Она не испытывала особой радости по поводу своего брака, но такой способ покончить с ним казался ей мерзким.
— Слышал ли ты что-нибудь о любовнице, которая пропала, или... Она замолчала, пытаясь подумать, сколько она может сказать. Грейдон присутствовал, когда читали официальное обвинение против Рэнда, поэтому прекрасно знал, что его обвиняли в исчезновении и матери, и ребенка.
— Или о приплоде короля? Ни слова. Держу пари, что женщина знала, что ее дни в качестве шлюхи Генриха сочтены, и нашла другого, царственного или нет, кто мог бы трахать ее.
Трахать ее. Какая точная фраза, подумала Изабель, в роли самца может быть любой тяжелый, раскачивающийся объект или грубый баран. Она была также чрезвычайно пошлой, но этот аспект она предпочла проигнорировать, испытывая облегчение от того, что Грейдон сказал «приплод короля», а не Леона. Эта возможность, какой бы ошибочной она ни была — а она знала убедительную причину, чтобы считать ее ошибочной, — не была еще общим достоянием.

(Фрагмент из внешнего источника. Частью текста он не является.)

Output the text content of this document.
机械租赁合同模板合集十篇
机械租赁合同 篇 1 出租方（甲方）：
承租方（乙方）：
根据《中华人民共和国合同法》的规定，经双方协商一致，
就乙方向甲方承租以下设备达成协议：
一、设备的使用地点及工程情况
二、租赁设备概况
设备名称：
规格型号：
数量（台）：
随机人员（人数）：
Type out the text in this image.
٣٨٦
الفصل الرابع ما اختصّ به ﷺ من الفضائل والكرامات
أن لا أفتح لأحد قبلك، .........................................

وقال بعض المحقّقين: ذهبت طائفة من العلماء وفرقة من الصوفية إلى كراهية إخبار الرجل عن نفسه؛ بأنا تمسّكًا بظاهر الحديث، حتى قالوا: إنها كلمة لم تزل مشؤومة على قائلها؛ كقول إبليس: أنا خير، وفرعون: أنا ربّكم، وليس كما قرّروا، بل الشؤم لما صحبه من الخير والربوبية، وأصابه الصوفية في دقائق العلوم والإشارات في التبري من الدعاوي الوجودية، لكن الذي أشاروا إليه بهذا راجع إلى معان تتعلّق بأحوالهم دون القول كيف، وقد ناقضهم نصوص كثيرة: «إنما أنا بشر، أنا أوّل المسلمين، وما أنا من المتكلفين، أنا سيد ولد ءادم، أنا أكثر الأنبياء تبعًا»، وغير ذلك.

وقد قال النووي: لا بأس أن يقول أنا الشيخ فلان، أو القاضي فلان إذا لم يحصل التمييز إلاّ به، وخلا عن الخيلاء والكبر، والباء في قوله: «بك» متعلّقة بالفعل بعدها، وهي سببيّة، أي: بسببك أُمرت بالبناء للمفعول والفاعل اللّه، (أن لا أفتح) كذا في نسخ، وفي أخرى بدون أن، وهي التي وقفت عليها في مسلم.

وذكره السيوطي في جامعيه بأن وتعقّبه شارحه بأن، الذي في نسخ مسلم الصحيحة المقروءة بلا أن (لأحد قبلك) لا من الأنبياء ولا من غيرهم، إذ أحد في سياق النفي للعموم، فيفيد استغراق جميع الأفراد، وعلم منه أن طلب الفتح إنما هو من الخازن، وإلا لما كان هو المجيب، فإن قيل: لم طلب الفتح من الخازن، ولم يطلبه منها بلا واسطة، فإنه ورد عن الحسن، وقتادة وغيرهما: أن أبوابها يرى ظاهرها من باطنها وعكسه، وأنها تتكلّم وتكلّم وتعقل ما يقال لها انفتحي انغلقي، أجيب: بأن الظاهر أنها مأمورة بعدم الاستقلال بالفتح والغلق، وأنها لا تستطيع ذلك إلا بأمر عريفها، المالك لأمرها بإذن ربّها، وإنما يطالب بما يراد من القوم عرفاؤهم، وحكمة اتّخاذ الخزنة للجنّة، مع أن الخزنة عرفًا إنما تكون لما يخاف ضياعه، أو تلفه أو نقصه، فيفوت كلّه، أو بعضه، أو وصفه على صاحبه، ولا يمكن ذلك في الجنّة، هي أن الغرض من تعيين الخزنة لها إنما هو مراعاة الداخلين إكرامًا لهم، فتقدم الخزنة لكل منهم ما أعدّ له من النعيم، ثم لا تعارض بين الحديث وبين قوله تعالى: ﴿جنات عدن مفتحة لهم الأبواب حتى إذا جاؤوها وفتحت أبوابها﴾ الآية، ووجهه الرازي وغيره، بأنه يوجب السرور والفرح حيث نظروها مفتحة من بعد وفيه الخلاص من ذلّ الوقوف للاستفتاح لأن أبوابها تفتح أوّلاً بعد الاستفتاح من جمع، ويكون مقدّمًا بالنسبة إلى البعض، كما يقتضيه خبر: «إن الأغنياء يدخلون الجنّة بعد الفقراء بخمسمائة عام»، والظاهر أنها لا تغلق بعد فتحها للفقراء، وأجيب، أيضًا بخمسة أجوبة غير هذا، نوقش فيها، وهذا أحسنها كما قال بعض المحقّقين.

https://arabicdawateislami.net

— Но опять же, Брэсфорд мог отослать женщину сам, — продолжил ее сводный брат с хитростью в глазах. — Он может украдкой сбегать каждый день, чтобы насладиться королевскими объедками.
Ее взгляд выражал полное презрение.
— Рискуя быть повешенным? Я как-то сомневаюсь в этом.
— Но он думает, что это стоит того, будучи таким склонным доставлять удовольствие дамам, — сказал ее сводный брат. — Я слышал, что он был известен таким plaisance[7], пока жил на континенте.
В ее груди возникло такое ощущение, как будто ее стянули веревкой, не давая дышать. Она пыталась не представлять Рэнда с другими женщинами, знатными, утонченными леди иностранного двора, но это было невозможно. Это бы объяснило его старание доставить ей наслаждение, его медленную и внимательную заботу об этом.
Plaisance, слово, которое означало удовольствие, земное, физическое удовольствие. В устах Грейдона оно звучало некстати — «трахать» было намного больше в его стиле. Ее сводный брат знал мало французских слов и презирал те, что знал. Английский был достаточно хорош для него, говорил он, и если ему нужны были другие, для этого были писцы. Он позаимствовал это слово у кого-то, как и сплетни о занятиях Рэнда в изгнании с Генрихом.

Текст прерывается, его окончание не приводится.